Le constat est similaire à celui dressé un an plus tôt au col du Glandon. Le paysage sonore est pollué 31 % du temps en moyenne [2], et à des volumes bien trop importants. En effet, 74 % des détections dépassent le seuil de 5 dB(A). A titre d’information, même s’il ne s’applique pas aux bruits provenant des infrastructures de transports et ne concerne que des mesures de bruit faites en intérieur, le code de la santé publique indique qu’il y a atteinte à la tranquillité du voisinage ou à la santé de l’homme lorsque l’émergence globale des bruits de voisinages perçus par autrui est supérieure à 5dB(A) en période diurne.
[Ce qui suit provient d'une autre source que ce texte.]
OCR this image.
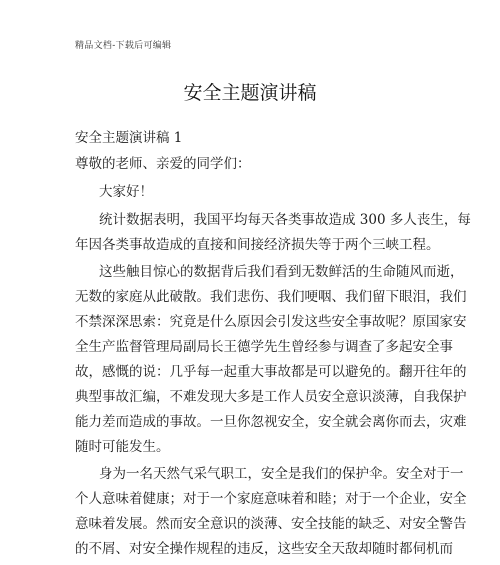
精品文档-下载后可编辑
安全主题演讲稿
安全主题演讲稿 1
尊敬的老师、亲爱的同学们：
大家好！
统计数据表明，我国平均每天各类事故造成 300 多人丧生，每
年因各类事故造成的直接和间接经济损失等于两个三峡工程。
这些触目惊心的数据背后我们看到无数鲜活的生命随风而逝，
无数的家庭从此破散。我们悲伤、我们哽咽、我们留下眼泪，我们
不禁深深思索：究竟是什么原因会引发这些安全事故呢？原国家安
全生产监督管理局副局长王德学先生曾经参与调查了多起安全事
故，感慨的说：几乎每一起重大事故都是可以避免的。翻开往年的
典型事故汇编，不难发现大多是工作人员安全意识淡薄，自我保护
能力差而造成的事故。一旦你忽视安全，安全就会离你而去，灾难
随时可能发生。
身为一名天然气采气职工，安全是我们的保护伞。安全对于一
个人意味着健康；对于一个家庭意味着和睦；对于一个企业，安全
意味着发展。然而安全意识的淡薄、安全技能的缺乏、对安全警告
的不屑、对安全操作规程的违反，这些安全天敌却随时都伺机而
Par ailleurs, cette pollution reflète le comportement des usagers : elle décroît légèrement pendant la pause méridienne et augmente de façon relativement marquée les week-ends.
Cependant, tous les utilisateurs de la route ne contribuent pas également au problème. Les motards sont en moyenne plus bruyants : les sons émis par les motos sur les trois sites instrumentés ont une émergence moyenne 4,6 dB(A) plus élevée que ceux émis par les voitures, ce qui correspond à un volume perçu 38 % plus élevé. De plus, l’écart entre les contributions des deux types de véhicules se creuse à mesure que le volume des nuisances augmente : 54 % des détections ’Moto’ dépassent 12 dB(A) d’émergence contre 33 % des détections ’Voiture’. Enfin, la palme de l’évènement sonore détecté le plus émergent revient à un passage de moto sur le col d’Izoard, avec 55,3dB(A).
Le col Izoard se distingue des deux autres par l’importance relative des nuisances sonores liées aux motos. Sur les sites du Cucheron et de Daluis, la pollution sonore liée aux voitures couvre environ quatre fois plus de temps que celle des motos alors que, sur le site e l'Izoard, la proportion entre ces deux catégories de véhicules est quasi-équilibrée. C’est également au col Izoard que les pics de fréquentation dominicaux des motards sont les plus visibles.
Cette nouvelle campagne de mesures a permis de dresser un constat chiffré et objectif : la pollution sonore liée au trafic routier dégrade l’environnement montagnard y compris au cœur d’espaces protégés pour leur biodiversité ou leur paysage (Parc naturel régional, Réserve naturelle régionale ou site classé). Cette forme de pollution trouble la quiétude que les visiteurs et les riverains qui ont choisi ces lieux sont en droit d’espérer.
Tout l’enjeu des prochains mois sera donc de travailler entre partenaires à la mise en place de mesures concrètes de réduction des nuisances. Ce ne sont pas les pistes qui manquent : fermetures temporaires de routes ; favorisation d’alternatives en mobilité douce en lien avec la campagne « Changer d’approche » de Mountain Wilderness ; limitations de vitesse et contrôle effectif du volume sonore à la source ; … et ces mesures devront être adaptées aux contraintes des différents territoires et de leurs hôtes. Il pourra être envisager d’avoir à nouveau recours à la biophonie pour mesurer l’efficacité de ces mesures.